🤖 AI Summary
This work addresses the computability of $f$-divergences between probability measures within a generalized quasi-$varepsilon$-neighborhood. We propose a generalized local information geometry framework that integrates higher-order Taylor expansions with local perturbation analysis. First, we derive a novel inverse Pinsker-type upper bound applicable to a broad class of $f$-divergences, explicitly characterizing their dependence on total variation distance. Second, under the assumption that $f$ is thrice continuously differentiable, we establish tight upper and lower bounds on the ratio of any two $f$-divergences within the neighborhood, proving both its boundedness and asymptotic equivalence.

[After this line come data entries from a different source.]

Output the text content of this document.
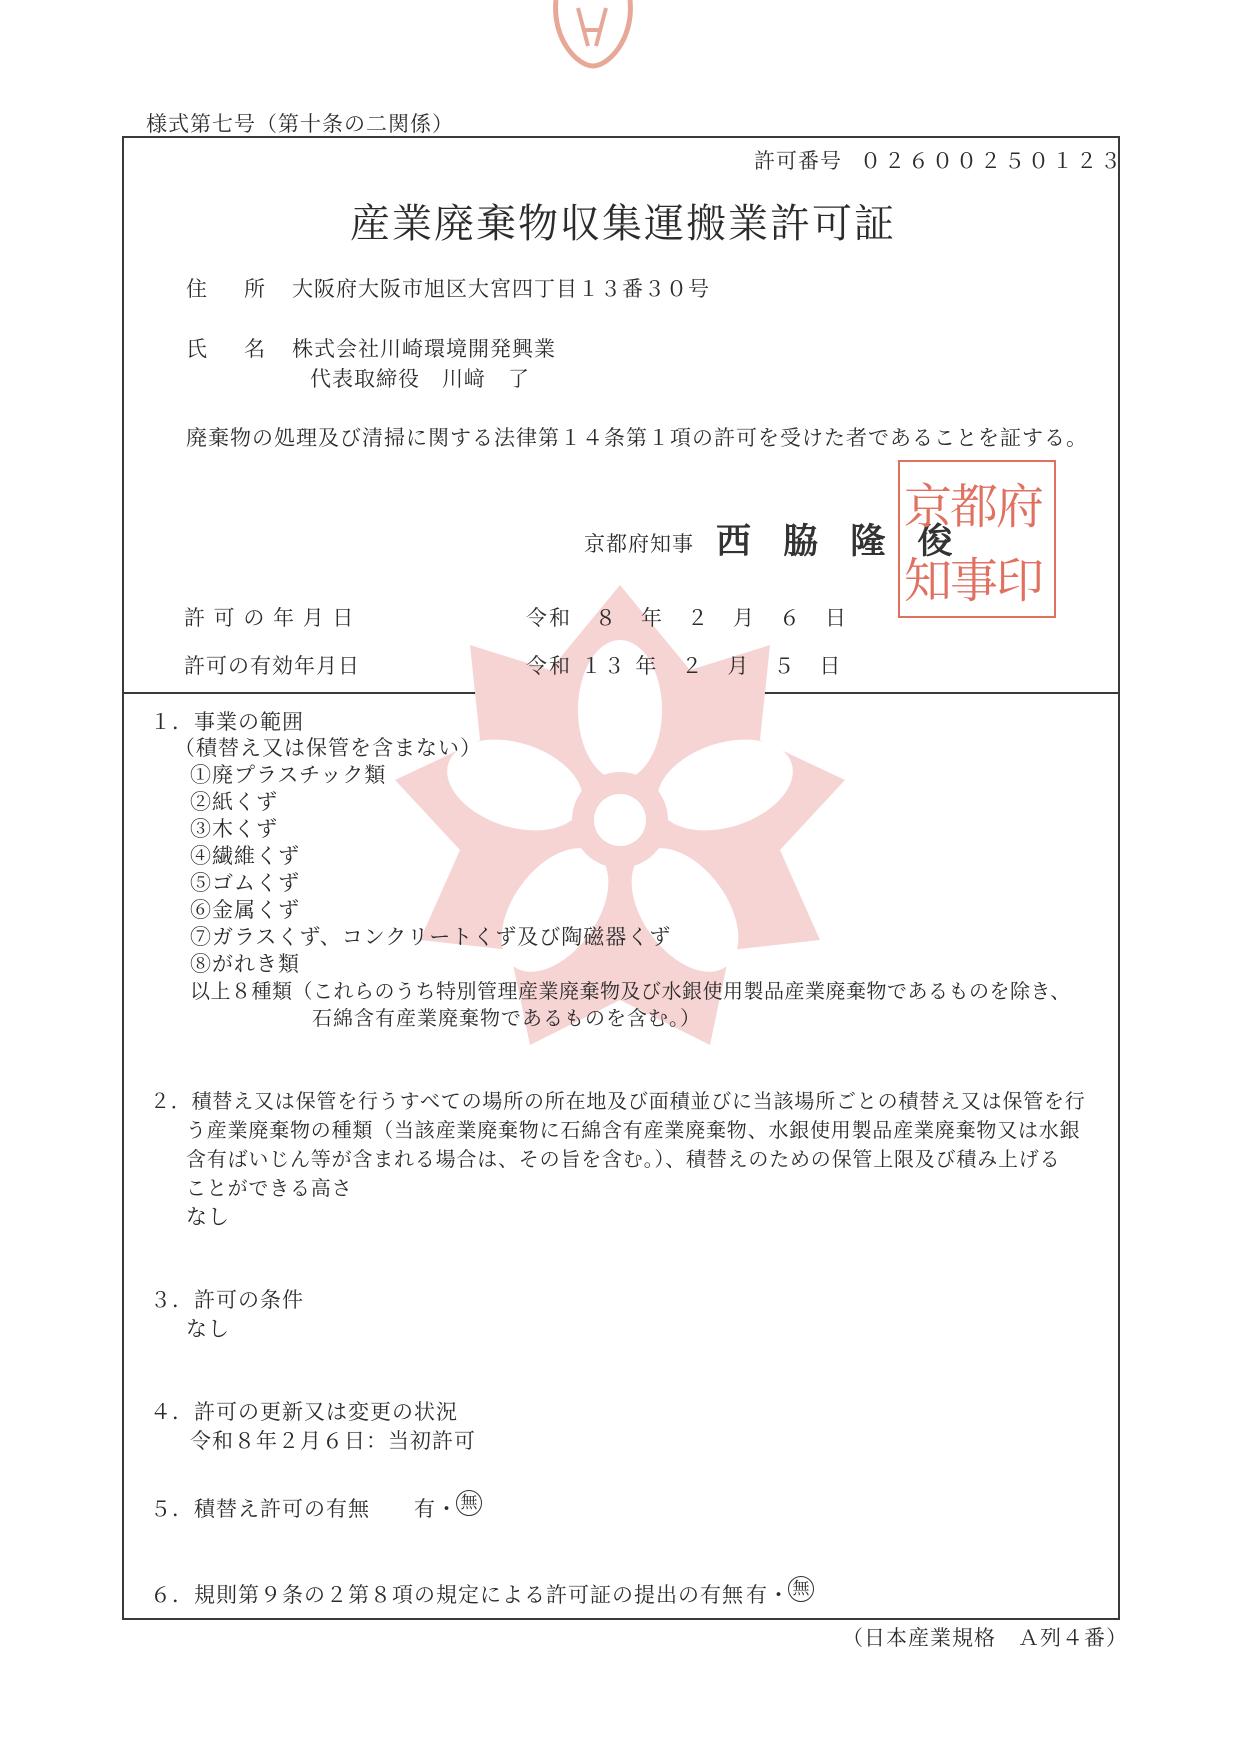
様式第七号（第十条の二関係）
許可番号 ０２６００２５０１２３
産業廃棄物収集運搬業許可証
住　所 大阪府大阪市旭区大宮四丁目１３番３０号
氏　名 株式会社川崎環境開発興業
代表取締役　川﨑　了
廃棄物の処理及び清掃に関する法律第１４条第１項の許可を受けた者であることを証する。
京都府知事 西 脇 隆 俊
京都府
知事印
許 可 の 年 月 日	令和　８　年　２　月　６　日
許可の有効年月日	令和 １３ 年　２　月　５　日
１．事業の範囲
（積替え又は保管を含まない）
①廃プラスチック類
②紙くず
③木くず
④繊維くず
⑤ゴムくず
⑥金属くず
⑦ガラスくず、コンクリートくず及び陶磁器くず
⑧がれき類
以上８種類（これらのうち特別管理産業廃棄物及び水銀使用製品産業廃棄物であるものを除き、
石綿含有産業廃棄物であるものを含む。）
２．積替え又は保管を行うすべての場所の所在地及び面積並びに当該場所ごとの積替え又は保管を行
う産業廃棄物の種類（当該産業廃棄物に石綿含有産業廃棄物、水銀使用製品産業廃棄物又は水銀
含有ばいじん等が含まれる場合は、その旨を含む。）、積替えのための保管上限及び積み上げる
ことができる高さ
なし
３．許可の条件
なし
４．許可の更新又は変更の状況
令和８年２月６日：当初許可
５．積替え許可の有無 有・ 無
６．規則第９条の２第８項の規定による許可証の提出の有無 有・ 無
（日本産業規格　Ａ列４番）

These results unify and substantially extend the classical Pinsker inequality, providing new theoretical tools and quantitative bounds for robust statistical inference, stability analysis of generative models, and distributional shift modeling.
📝 Abstract
A general reverse Pinsker's inequality is derived to give an upper bound on f-divergences in terms of total variational distance when two distributions are close measured under our proposed generalized local information geometry framework. In addition, relationships between two f-divergences equipped with functions that are third order differentiable are established in terms of the lower and upper bounds of their ratio, when the underlying distributions are within a generalized quasi-$varepsilon$-neighborhood.